It’s been a while since I felt up to writing another post.
One of the things preoccupying me is the start of grad school for the second time after 28 years. It’s an experience that is weird and interesting at the same time. The grad school orientation at Wheaton College is top notch and such a contrast to when I entered grad school at the University of Illinois at Urbana-Champaign many years ago. Wheaton’s faith-based orientation is heartening and encouraging and makes a big difference. Faculty who participated in the orientation day came across as genuinely caring and eager to work with incoming students.
I am currently taking only one class a semester. My first class for this Fall semester is sort of like a survey course on Christian theology that is a required course for many different grad programs, not just the historical theology M.A. that I’m in. For example, almost half of the students in it are part of the inaugural class of students in the M.A. in Humanitarian Disaster & Leadership program, the first of its kind anywhere.
It is strange to be a student again while at the same time being a faculty member at two different schools (at Wheaton and at Illinois’s iSchool, where I teach M.S.L.I.S. students). For example, I’m used to calling other faculty members by their first names yet I need to be careful not to do that while in class or around other students. It also gives me an interesting opportunity to learn from another teacher’s teaching style, the way they conduct their classes, the way they write their syllabi, and so on. There is a lot I can glean from others that may help me improve my own teaching.
The course is quite enjoyable so far, but I must admit to surprise at how significant its impact has been on my regular daily and weekly routine. There is of course the need to make up the time spent in class, about four hours per week, but then also there is the complication of timing, since the class occurs during my regular lunch hour. Each class day is already quite busy with regular work stuff, and I need to go directly from class to staffing the research help desk for a few hours. If I don’t bring a lunch with me to eat in class, I go hungry (and so far I haven’t been organized enough to do this, so class days are hungry days).
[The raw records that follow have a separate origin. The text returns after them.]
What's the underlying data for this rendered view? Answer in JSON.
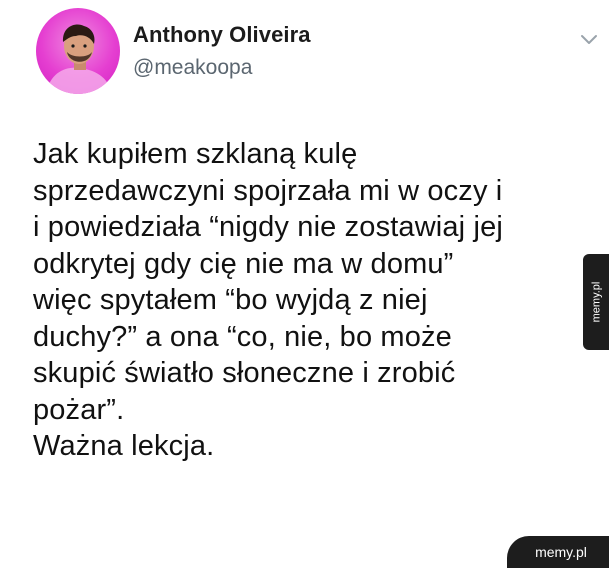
{
  "tweet": {
    "author_name": "Anthony Oliveira",
    "author_handle": "@meakoopa",
    "avatar_color": "#e53fd1",
    "text": "Jak kupiłem szklaną kulę\nsprzedawczyni spojrzała mi w oczy i\ni powiedziała “nigdy nie zostawiaj jej\nodkrytej gdy cię nie ma w domu”\nwięc spytałem “bo wyjdą z niej\nduchy?” a ona “co, nie, bo może\nskupić światło słoneczne i zrobić\npożar”.\nWażna lekcja.",
    "menu_icon": "chevron-down-icon"
  },
  "watermarks": {
    "side": "memy.pl",
    "corner": "memy.pl"
  }
}
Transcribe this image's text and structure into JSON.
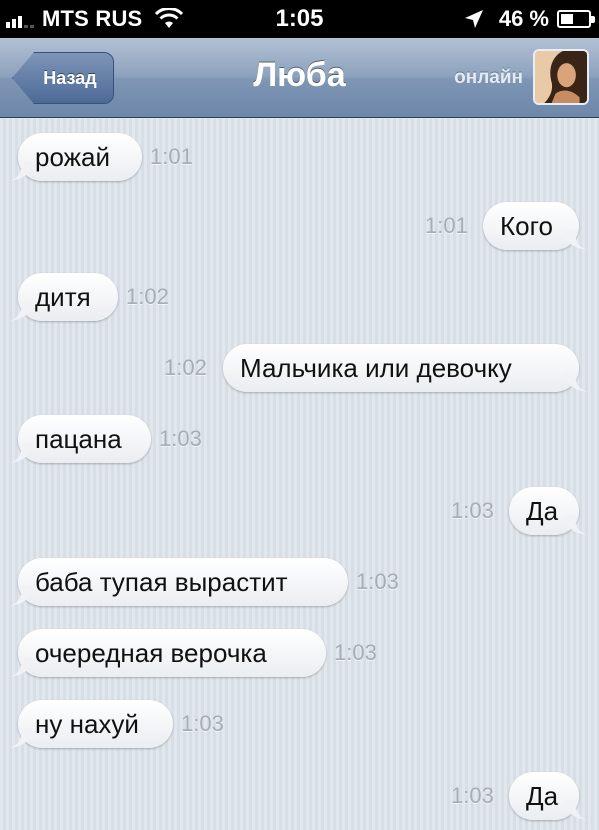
{
  "status_bar": {
    "carrier": "MTS RUS",
    "time": "1:05",
    "battery_percent": "46 %",
    "battery_level": 0.46,
    "signal_bars_on": 3,
    "signal_bars_total": 5
  },
  "nav": {
    "back_label": "Назад",
    "title": "Люба",
    "presence": "онлайн"
  },
  "messages": [
    {
      "side": "left",
      "text": "рожай",
      "time": "1:01"
    },
    {
      "side": "right",
      "text": "Кого",
      "time": "1:01"
    },
    {
      "side": "left",
      "text": "дитя",
      "time": "1:02"
    },
    {
      "side": "right",
      "text": "Мальчика или девочку",
      "time": "1:02"
    },
    {
      "side": "left",
      "text": "пацана",
      "time": "1:03"
    },
    {
      "side": "right",
      "text": "Да",
      "time": "1:03"
    },
    {
      "side": "left",
      "text": "баба тупая вырастит",
      "time": "1:03"
    },
    {
      "side": "left",
      "text": "очередная верочка",
      "time": "1:03"
    },
    {
      "side": "left",
      "text": "ну нахуй",
      "time": "1:03"
    },
    {
      "side": "right",
      "text": "Да",
      "time": "1:03"
    }
  ],
  "colors": {
    "nav_bar": "#7f96b4",
    "background": "#dce2ea",
    "bubble": "#ffffff",
    "timestamp": "#a6adb8"
  },
  "icons": {
    "signal": "signal-icon",
    "wifi": "wifi-icon",
    "location": "location-arrow-icon",
    "battery": "battery-icon"
  }
}
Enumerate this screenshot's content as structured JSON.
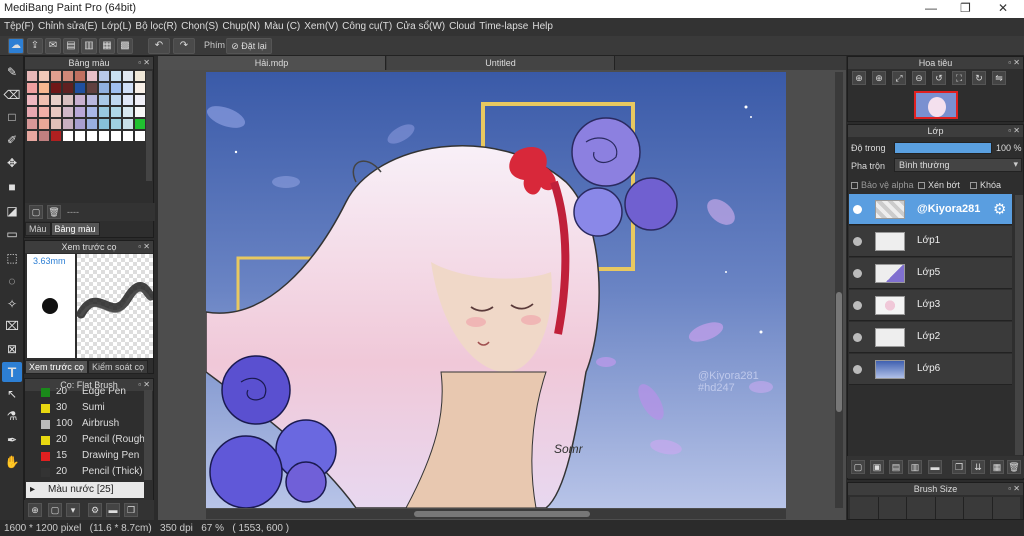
{
  "window": {
    "title": "MediBang Paint Pro (64bit)"
  },
  "menu": [
    "Tệp(F)",
    "Chỉnh sửa(E)",
    "Lớp(L)",
    "Bộ lọc(R)",
    "Chọn(S)",
    "Chụp(N)",
    "Màu (C)",
    "Xem(V)",
    "Công cụ(T)",
    "Cửa sổ(W)",
    "Cloud",
    "Time-lapse",
    "Help"
  ],
  "toolbar": {
    "key_label": "Phím",
    "setup_label": "Đặt lại"
  },
  "color_panel": {
    "title": "Bảng màu",
    "tab_color": "Màu",
    "tab_palette": "Bảng màu",
    "dashes": "----",
    "swatches": [
      "#e8b8b8",
      "#f0c8b8",
      "#e0a090",
      "#d08878",
      "#c07060",
      "#e8c0c8",
      "#b8c8e8",
      "#c8e0f0",
      "#e0e8f0",
      "#f0e8d8",
      "#f0a0a0",
      "#f8b890",
      "#701818",
      "#602020",
      "#2050a0",
      "#604040",
      "#90b0e0",
      "#a0c0f0",
      "#d0e0f8",
      "#f8f0e8",
      "#f0b8c0",
      "#f0c0b0",
      "#e8d0c8",
      "#d8c0c0",
      "#c8b0d0",
      "#b8b8e0",
      "#a8c8e8",
      "#c0d8f0",
      "#e0e8f8",
      "#f0f0f8",
      "#e8a8b0",
      "#f0b0a8",
      "#e8c8c0",
      "#d0b8c8",
      "#b8a8d8",
      "#a8b8e8",
      "#98c8e0",
      "#b0d8e8",
      "#d8e8f0",
      "#f8f8f8",
      "#d89898",
      "#e8a898",
      "#e0c0b8",
      "#c8b0c0",
      "#a8a0d0",
      "#98b0e0",
      "#88c0d8",
      "#a0d0e0",
      "#c8e0e8",
      "#20c030",
      "#e8a8a0",
      "#c08080",
      "#b02020",
      "#ffffff",
      "#ffffff",
      "#ffffff",
      "#ffffff",
      "#ffffff",
      "#ffffff",
      "#ffffff"
    ]
  },
  "brush_preview": {
    "title": "Xem trước cọ",
    "size": "3.63mm",
    "tab_preview": "Xem trước cọ",
    "tab_control": "Kiểm soát cọ"
  },
  "brush_panel": {
    "title": "Cọ: Flat Brush",
    "brushes": [
      {
        "size": "20",
        "name": "Edge Pen",
        "color": "#1a8a1a"
      },
      {
        "size": "30",
        "name": "Sumi",
        "color": "#e8d810"
      },
      {
        "size": "100",
        "name": "Airbrush",
        "color": "#bbbbbb"
      },
      {
        "size": "20",
        "name": "Pencil (Rough)",
        "color": "#e8d810"
      },
      {
        "size": "15",
        "name": "Drawing Pen",
        "color": "#e02020"
      },
      {
        "size": "20",
        "name": "Pencil (Thick)",
        "color": "#333333"
      }
    ],
    "group_label": "Màu nước [25]"
  },
  "document_tabs": [
    "Hải.mdp",
    "Untitled"
  ],
  "artwork": {
    "watermark_1": "@Kiyora281",
    "watermark_2": "#hd247",
    "signature": "Somr"
  },
  "navigator": {
    "title": "Hoa tiêu"
  },
  "layers_panel": {
    "title": "Lớp",
    "opacity_label": "Độ trong",
    "opacity_value": "100 %",
    "opacity_fraction": 1.0,
    "blend_label": "Pha trộn",
    "blend_value": "Bình thường",
    "protect_alpha": "Bảo vệ alpha",
    "clipping": "Xén bớt",
    "lock": "Khóa",
    "layers": [
      {
        "name": "@Kiyora281",
        "selected": true
      },
      {
        "name": "Lớp1",
        "selected": false
      },
      {
        "name": "Lớp5",
        "selected": false
      },
      {
        "name": "Lớp3",
        "selected": false
      },
      {
        "name": "Lớp2",
        "selected": false
      },
      {
        "name": "Lớp6",
        "selected": false
      }
    ]
  },
  "brush_size_panel": {
    "title": "Brush Size"
  },
  "status": {
    "dimensions": "1600 * 1200 pixel",
    "physical": "(11.6 * 8.7cm)",
    "dpi": "350 dpi",
    "zoom": "67 %",
    "cursor": "( 1553, 600 )"
  }
}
Another example of its impact is the need for me to minimize travel so as not to miss class. Next week I’m traveling to Pittsburgh for a board meeting and normally, I’d stay for two nights. This time, however, I cut the travel time short so that I’d miss one class rather than two.
Another interesting aspect is that another library colleague with whom I work closely decided to join the program at the same time, and also to take the same class. That provides a nice opportunity to share the experience and to discuss what we are learning.
Frequently I look at this whole situation and think I’m crazy for doing it. My work and personal lives were already maxed out, and I often wonder if choosing to do this extra thing was the right thing to do. Work and personal things are certainly not calm or quiet or undemanding; in fact, more things seem to be coming my way to occupy me than ever before. Time will tell if I’ll succeed or not in this grad program.